Сава, занятый прилаживанием крыльев, или не расслышал из-за шума, или уже устал отвечать любопытным. Он промолчал. Тогда Ратмир шагнул к летуну, ткнул его в плечо плеткой.

— Ай оглох? Княжич тебя спрашивает: хвост будешь иметь?

— А как же. Эвон он, — кивнул Сава на ступеньку. Там лежал хвост, сделанный тоже из холста и ивовых прутьев.

— А куда ж ты его крепить станешь? — спросил Александр.

— Это как взберусь на колокольню, привяжу к ногам сзади. В небе-то ноги ни к чему.

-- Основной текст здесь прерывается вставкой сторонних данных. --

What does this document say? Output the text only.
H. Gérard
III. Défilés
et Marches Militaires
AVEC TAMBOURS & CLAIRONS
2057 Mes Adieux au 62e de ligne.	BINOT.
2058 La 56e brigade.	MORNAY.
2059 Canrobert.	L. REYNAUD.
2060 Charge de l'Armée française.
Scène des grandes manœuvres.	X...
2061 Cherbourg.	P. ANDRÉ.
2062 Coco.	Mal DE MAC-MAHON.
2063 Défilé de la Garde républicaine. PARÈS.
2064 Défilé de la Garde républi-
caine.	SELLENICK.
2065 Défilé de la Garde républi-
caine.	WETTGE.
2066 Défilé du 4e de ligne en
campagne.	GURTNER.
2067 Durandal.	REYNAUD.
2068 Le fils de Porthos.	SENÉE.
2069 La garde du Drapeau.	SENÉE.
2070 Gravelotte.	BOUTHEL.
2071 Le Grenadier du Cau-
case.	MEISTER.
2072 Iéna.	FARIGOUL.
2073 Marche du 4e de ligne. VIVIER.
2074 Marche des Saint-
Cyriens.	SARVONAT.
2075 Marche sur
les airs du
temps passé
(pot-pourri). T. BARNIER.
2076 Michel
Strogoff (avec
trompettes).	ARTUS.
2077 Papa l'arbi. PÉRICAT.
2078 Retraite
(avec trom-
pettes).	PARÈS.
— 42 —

Княжич наклонился, поднял «хвост», осмотрел его, покачал головой с сомнением.

— И полетишь?

— Полечу, Ярославич, — уверенно отвечал Сава и уж негромко добавил: — Должон полететь. Чай, все, как у птицы, сотворил. Сила в руцех есть, чего ж еще надоть? Полечу.

Он затянул завязки широкого пояса, кивнул Ратмиру:

— Встреми сзади талины-те1.

Ратмир зашел к нему за спину, присмотрелся к устройству, нашел на лямках, как раз напротив лопаток Савы, пришитые холстины, встремил туда длинные концы талин.

— Хорошо вошло. Хорошо.

И сразу же крылья за спиной Савы обрели настоящую форму, приподнялись.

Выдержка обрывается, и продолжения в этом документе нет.